This award is funded under the American Recovery and Reinvestment Act of 2009 (Public Law 111-5).
This project seeks to computationally approach the Hopkins-Miller higher real K-theory spectra, the algebraic K-theory of structured ring spectra, and motivic homotopy. In all three cases, the computations themselves are strongly related: there is a subtle interplay between the algebraic action of a finite group (be they automorphisms of a fixed formal group, the circle action on topological Hochschild homology, or the action of a Galois group) and the geometry of Thom spectra over the classifying spaces. In particular, our goals are threefold: (1) find a procedure to systematically determine the homotopy ring of the Hopkins-Miller higher real K-theory spectra EO_n(G) (this is joint with Hopkins and Ravenel), (2) better standing the Bokstedt-Hsiang-Madsen TR and TC machinery and the algebraic K-theory of basic chromatic spectra, and (3) use the standard techniques of algebraic topology to provide foundational computations in motivic homotopy.

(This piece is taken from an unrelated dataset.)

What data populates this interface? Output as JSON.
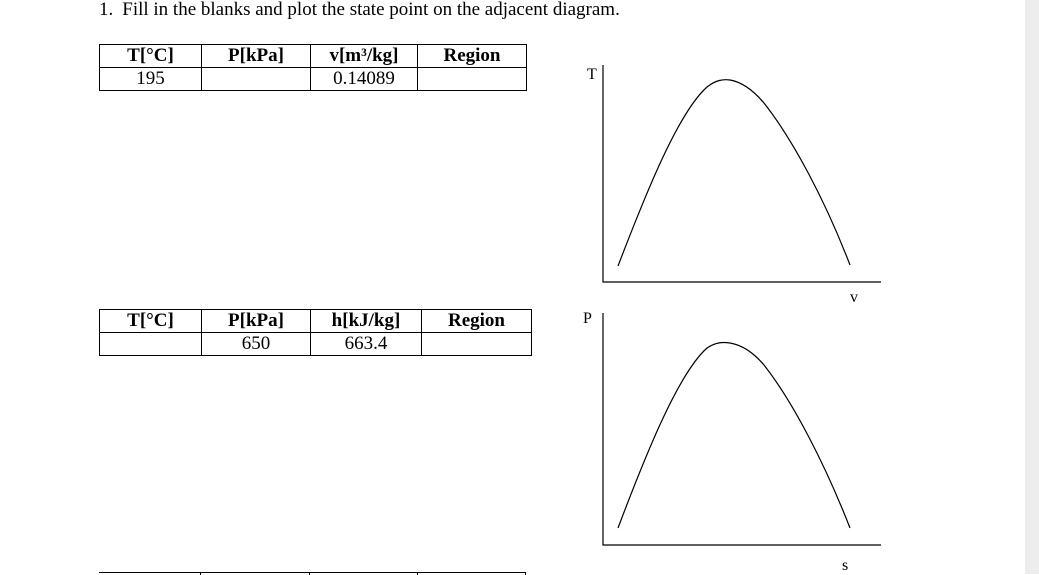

The goal of algebraic topology is to systematically build a connection between algebraic objects like numbers and topological objects like spaces. These connections are self-reinforcing: problems in algebra become problems in topology which are further refined into algebra, and much of modern algebraic topology relies heavily on the ways spaces themselves can be described more algebraically. This project exploits this connection in multiple ways. First, in trying to understand how to build spaces out of spheres, one encounters the problem of computing a large family of invariants: the homotopy groups of spheres. This has been a very active part of algebraic topology since the 1930s, and the first part of the project is to compute other, related rings which act as increasingly good approximations. Second, the recent developments allow a two-way interchange between classical questions about rings and structured spectra. In particular, this project seeks to better understand the algebraic objects using more geometrical constructions.